Functional plasticity, on the other hand, can be defined as the ability of the brain to adapt or alter the physiological properties of neurons.
Interestingly, the hippocampus region of the brain demonstrates brain plasticity, including both structural and functional plasticity into adulthood.
The brain’s ability to change
Neuroplasticity is a vital process for both learning and memory, as uncovered by researchers building their knowledge on understanding the biological basis of these concepts.
Research into synaptic transmission has provided enhanced comprehension of cellular and molecular changes that occur during learning and memory, which have been found to be responsible for behavioral changes.
Donald Hebb proposed that learning was mediated by alterations in synaptic strength or efficacy, as when an animal learned something new, some synapses became stronger. He theorized that this consisted of particular synapses in a neuronal pathway that was responsible for learned behavior, providing a large postsynaptic response to the presynaptic neuron being stimulated. This theory was eventually concluded as being correct.
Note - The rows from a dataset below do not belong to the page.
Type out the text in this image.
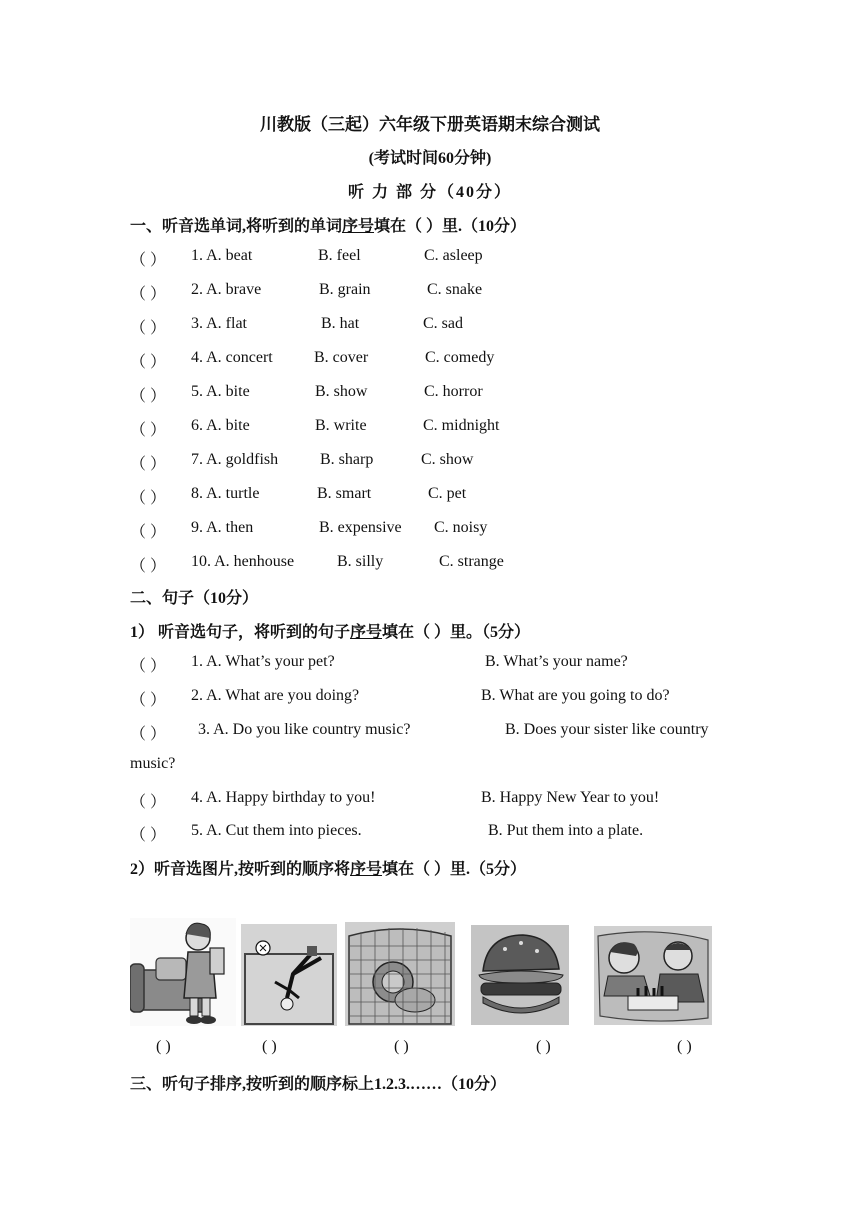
川教版（三起）六年级下册英语期末综合测试
(考试时间60分钟)
听 力 部 分（40分）
一、听音选单词,将听到的单词序号填在（ ）里.（10分）
（ ） 1. A. beat	B. feel	C. asleep
（ ） 2. A. brave	B. grain	C. snake
（ ） 3. A. flat	B. hat	C. sad
（ ） 4. A. concert	B. cover	C. comedy
（ ） 5. A. bite	B. show	C. horror
（ ） 6. A. bite	B. write	C. midnight
（ ） 7. A. goldfish	B. sharp	C. show
（ ） 8. A. turtle	B. smart	C. pet
（ ） 9. A. then	B. expensive C. noisy
（ ） 10. A. henhouse	B. silly	C. strange
二、句子（10分）
1） 听音选句子，将听到的句子序号填在（ ）里。（5分）
（ ） 1. A. What’s your pet?	B. What’s your name?
（ ） 2. A. What are you doing?	B. What are you going to do?
（ ） 3. A. Do you like country music?	B. Does your sister like country
music?
（ ） 4. A. Happy birthday to you!	B. Happy New Year to you!
（ ） 5. A. Cut them into pieces.	B. Put them into a plate.
2）听音选图片,按听到的顺序将序号填在（ ）里.（5分）
( )	( )	( )	( )	( )
三、听句子排序,按听到的顺序标上1.2.3.……（10分）
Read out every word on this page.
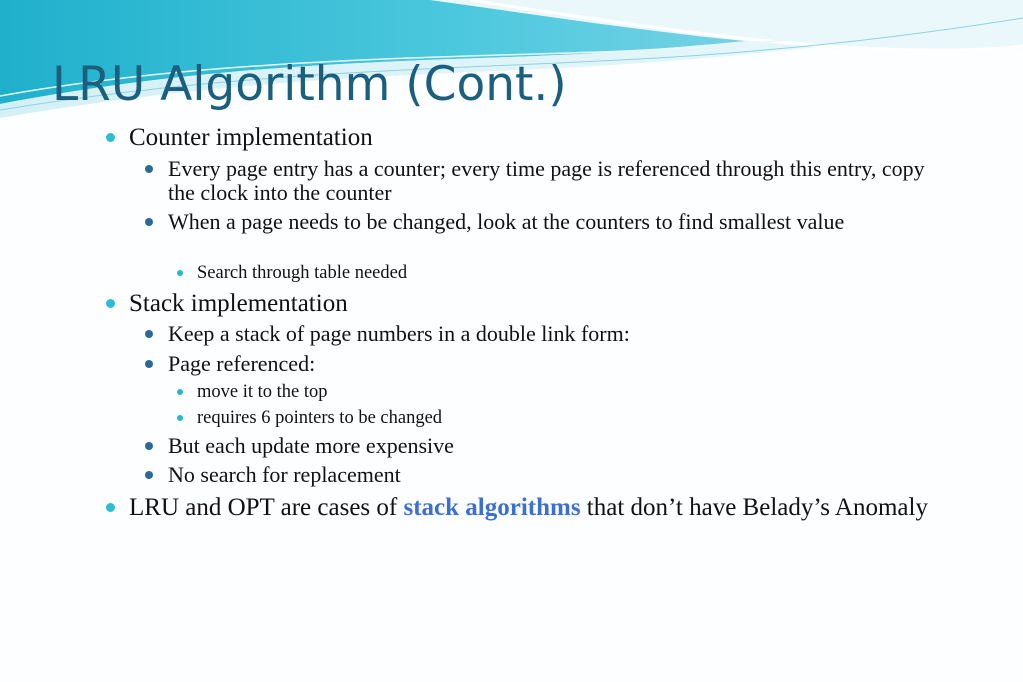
LRU Algorithm (Cont.)
Counter implementation
Every page entry has a counter; every time page is referenced through this entry, copy the clock into the counter
When a page needs to be changed, look at the counters to find smallest value
Search through table needed
Stack implementation
Keep a stack of page numbers in a double link form:
Page referenced:
move it to the top
requires 6 pointers to be changed
But each update more expensive
No search for replacement
LRU and OPT are cases of stack algorithms that don’t have Belady’s Anomaly
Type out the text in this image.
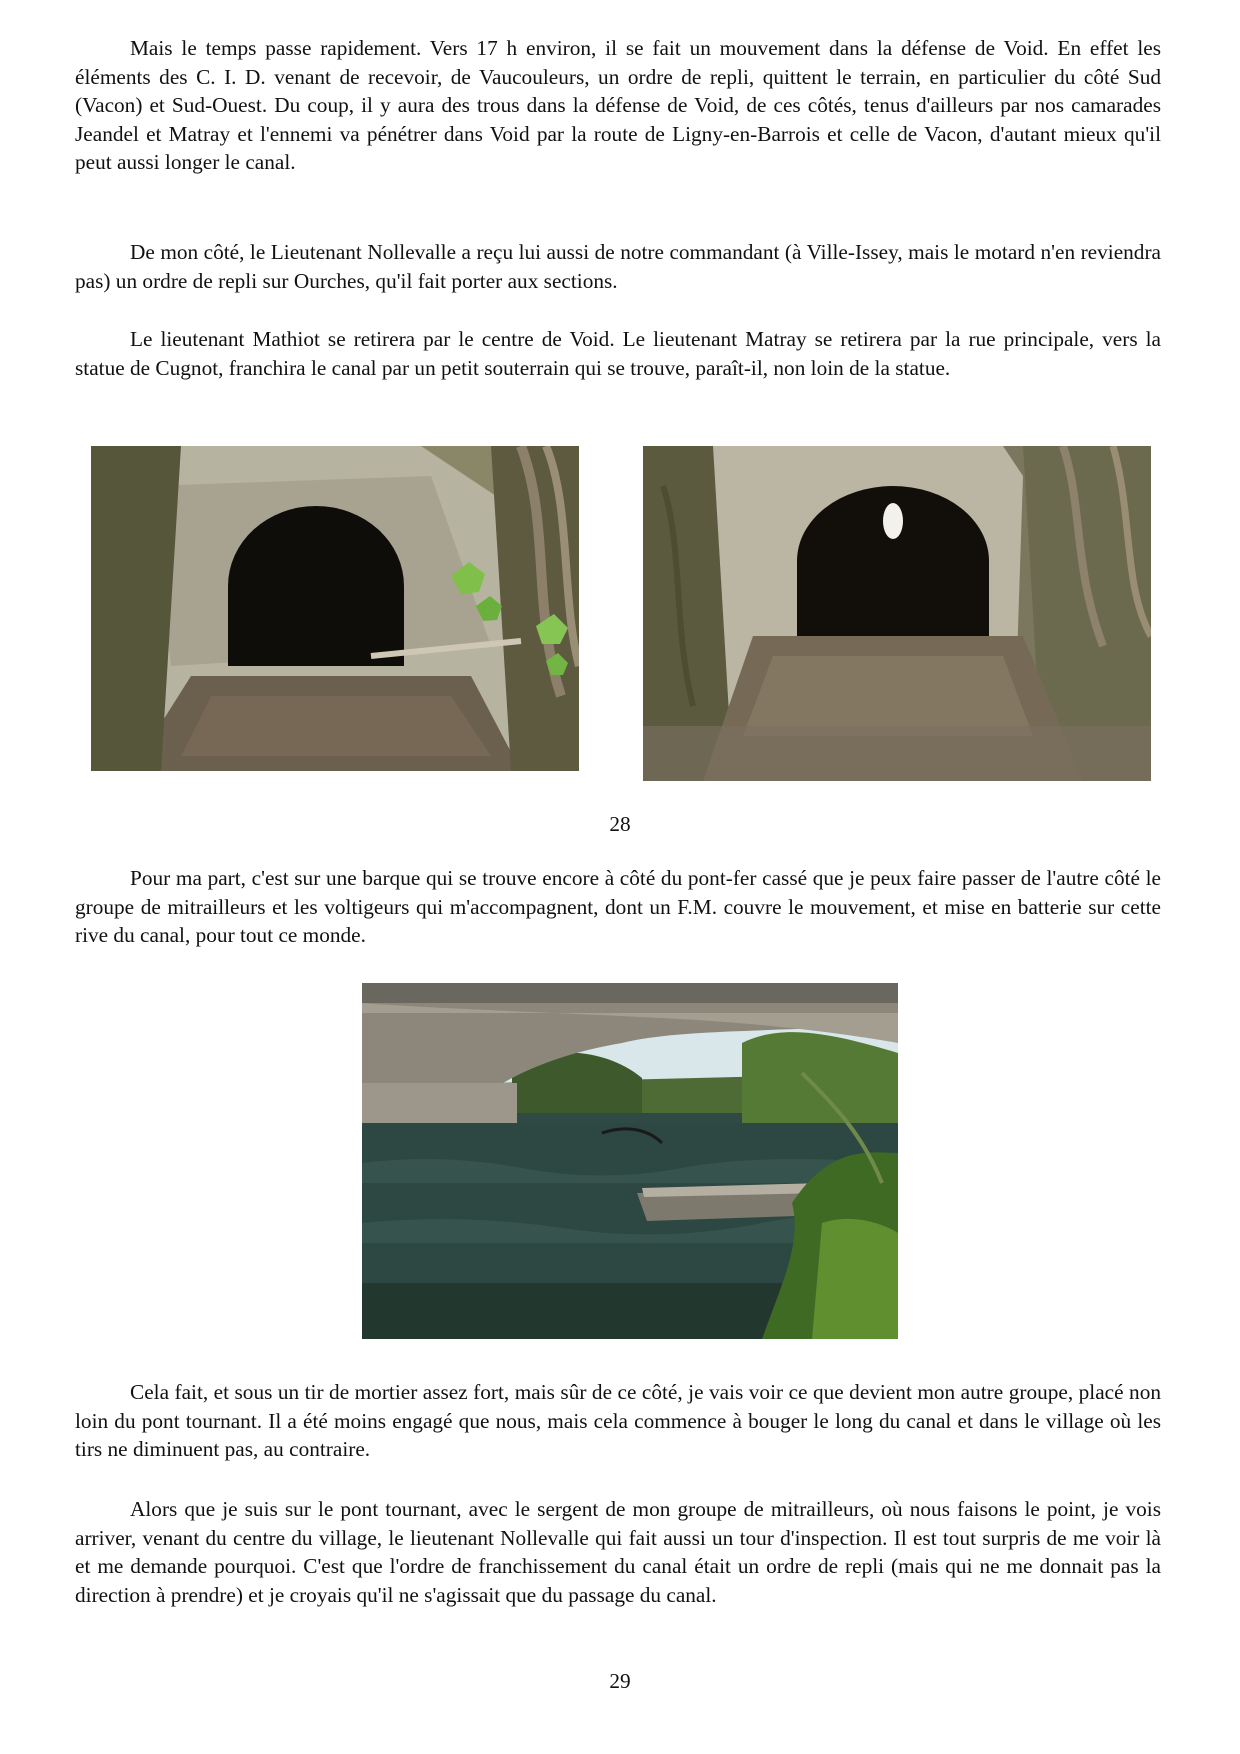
Mais le temps passe rapidement. Vers 17 h environ, il se fait un mouvement dans la défense de Void. En effet les éléments des C. I. D. venant de recevoir, de Vaucouleurs, un ordre de repli, quittent le terrain, en particulier du côté Sud (Vacon) et Sud-Ouest. Du coup, il y aura des trous dans la défense de Void, de ces côtés, tenus d'ailleurs par nos camarades Jeandel et Matray et l'ennemi va pénétrer dans Void par la route de Ligny-en-Barrois et celle de Vacon, d'autant mieux qu'il peut aussi longer le canal.

De mon côté, le Lieutenant Nollevalle a reçu lui aussi de notre commandant (à Ville-Issey, mais le motard n'en reviendra pas) un ordre de repli sur Ourches, qu'il fait porter aux sections.

Le lieutenant Mathiot se retirera par le centre de Void. Le lieutenant Matray se retirera par la rue principale, vers la statue de Cugnot, franchira le canal par un petit souterrain qui se trouve, paraît-il, non loin de la statue.

28

Pour ma part, c'est sur une barque qui se trouve encore à côté du pont-fer cassé que je peux faire passer de l'autre côté le groupe de mitrailleurs et les voltigeurs qui m'accompagnent, dont un F.M. couvre le mouvement, et mise en batterie sur cette rive du canal, pour tout ce monde.

Cela fait, et sous un tir de mortier assez fort, mais sûr de ce côté, je vais voir ce que devient mon autre groupe, placé non loin du pont tournant. Il a été moins engagé que nous, mais cela commence à bouger le long du canal et dans le village où les tirs ne diminuent pas, au contraire.

Alors que je suis sur le pont tournant, avec le sergent de mon groupe de mitrailleurs, où nous faisons le point, je vois arriver, venant du centre du village, le lieutenant Nollevalle qui fait aussi un tour d'inspection. Il est tout surpris de me voir là et me demande pourquoi. C'est que l'ordre de franchissement du canal était un ordre de repli (mais qui ne me donnait pas la direction à prendre) et je croyais qu'il ne s'agissait que du passage du canal.

29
There is also accumulating evidence for the functionality of other regions of the brain, predominantly areas related to motor function, that also mediate learning and memory of motor function and skills. The hippocampus is reported to be involved in forming declarative memory, such as memory of faces, words, or facts. In contrast, the cerebellum and basal ganglia are involved in forming procedural memories, including learning tasks such as driving a car or playing an instrument.
Interestingly, damage to the hippocampus can lead to an individual that can learn new procedures, such as learning how to drive a car, but not declarative memory, preventing them from remembering the rules for driving a car.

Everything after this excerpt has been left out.